What Steps You Should Take Before Working Out In The Cold
Though working out in the winter can be good for your body, there are some steps you have to take to make sure you’re preparing correctly for the conditions. FreeLetics blog comments on seven things you can do to prepare for a workout in the cold.
- Warm-up and stretch thoroughly
- Once you start moving, don’t stop
- Dress warmly
- Be mindful of your breathing
- Don’t stay outside for too long
- Workout during the day
- Pack your diet with fruits and vegetables
A lot of these go hand in hand with the benefits of working outside during the winter. Warming up well is a benefit because it prevents injuries due to tight muscles and the cold. It’s also a must-do, for the same reason. It’s important to keep up the work while you’re out there so your muscles don’t go stiff.
Again, a cool down is necessary in order to prevent injury. When dressing for outdoor training, it’s best to wear layers. The moment you step outside you’ll be chilly, but once you start moving, you’re going to sweat.
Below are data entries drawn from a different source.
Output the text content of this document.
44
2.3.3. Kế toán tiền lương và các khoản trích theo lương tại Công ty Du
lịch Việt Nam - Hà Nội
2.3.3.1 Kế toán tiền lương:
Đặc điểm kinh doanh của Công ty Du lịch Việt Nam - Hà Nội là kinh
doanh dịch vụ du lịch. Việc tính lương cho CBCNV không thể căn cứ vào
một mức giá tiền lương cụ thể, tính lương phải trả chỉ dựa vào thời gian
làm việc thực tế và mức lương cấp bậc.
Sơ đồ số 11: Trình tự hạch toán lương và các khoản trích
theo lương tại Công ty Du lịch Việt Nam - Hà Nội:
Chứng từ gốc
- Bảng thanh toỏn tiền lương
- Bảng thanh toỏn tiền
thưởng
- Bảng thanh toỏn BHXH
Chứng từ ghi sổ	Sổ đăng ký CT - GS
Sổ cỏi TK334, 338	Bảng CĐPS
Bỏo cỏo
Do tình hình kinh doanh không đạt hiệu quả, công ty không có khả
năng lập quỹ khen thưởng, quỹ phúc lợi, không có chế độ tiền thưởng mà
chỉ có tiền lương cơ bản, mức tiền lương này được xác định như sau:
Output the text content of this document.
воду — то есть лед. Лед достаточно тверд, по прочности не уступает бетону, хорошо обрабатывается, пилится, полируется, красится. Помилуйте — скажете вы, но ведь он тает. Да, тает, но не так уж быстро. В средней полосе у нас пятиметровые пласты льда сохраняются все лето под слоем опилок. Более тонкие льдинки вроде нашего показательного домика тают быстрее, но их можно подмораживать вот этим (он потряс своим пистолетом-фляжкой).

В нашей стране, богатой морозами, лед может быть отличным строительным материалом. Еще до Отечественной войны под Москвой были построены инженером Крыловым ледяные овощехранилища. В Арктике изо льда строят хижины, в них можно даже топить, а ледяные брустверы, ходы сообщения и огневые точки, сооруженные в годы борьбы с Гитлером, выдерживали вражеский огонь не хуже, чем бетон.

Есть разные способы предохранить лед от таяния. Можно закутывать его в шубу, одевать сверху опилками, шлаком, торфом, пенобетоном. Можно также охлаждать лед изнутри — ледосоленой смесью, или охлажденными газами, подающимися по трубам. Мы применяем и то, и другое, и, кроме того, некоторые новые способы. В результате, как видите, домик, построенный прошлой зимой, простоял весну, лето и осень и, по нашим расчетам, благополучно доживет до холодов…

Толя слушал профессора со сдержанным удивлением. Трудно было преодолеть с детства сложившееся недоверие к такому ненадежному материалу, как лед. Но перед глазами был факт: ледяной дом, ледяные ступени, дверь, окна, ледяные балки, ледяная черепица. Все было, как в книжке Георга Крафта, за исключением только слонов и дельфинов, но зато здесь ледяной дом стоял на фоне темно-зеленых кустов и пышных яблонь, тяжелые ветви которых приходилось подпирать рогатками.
Wearing layers allows you to take off or put on clothing as needed, dependent on the intensity of your workout.
For additional health benefits during the winter months, take a vitamin c or curcumin supplement to make sure you’re getting enough antioxidants to keep your immune system operating at peak efficiency.
When working out in the freezing weather, you usually get a burning sensation in your throat and chest. When this happens, you have to pay close attention to inhaling through your nose and exhaling through your mouth. You may also want to consider a breathing mask to keep the air you inhale warmer.
You shouldn’t linger outside after you’ve finished your workout. Your immune system is especially weak in the cold, and being drenched in sweat as well is a great combination for a cold or the flu. When you get into the warmth, take a hot shower as soon as possible. You should workout during the day for vitamin D. Lastly, eating your fruits and vegetables provides you with the vitamins and minerals needed to help your body resist the cold.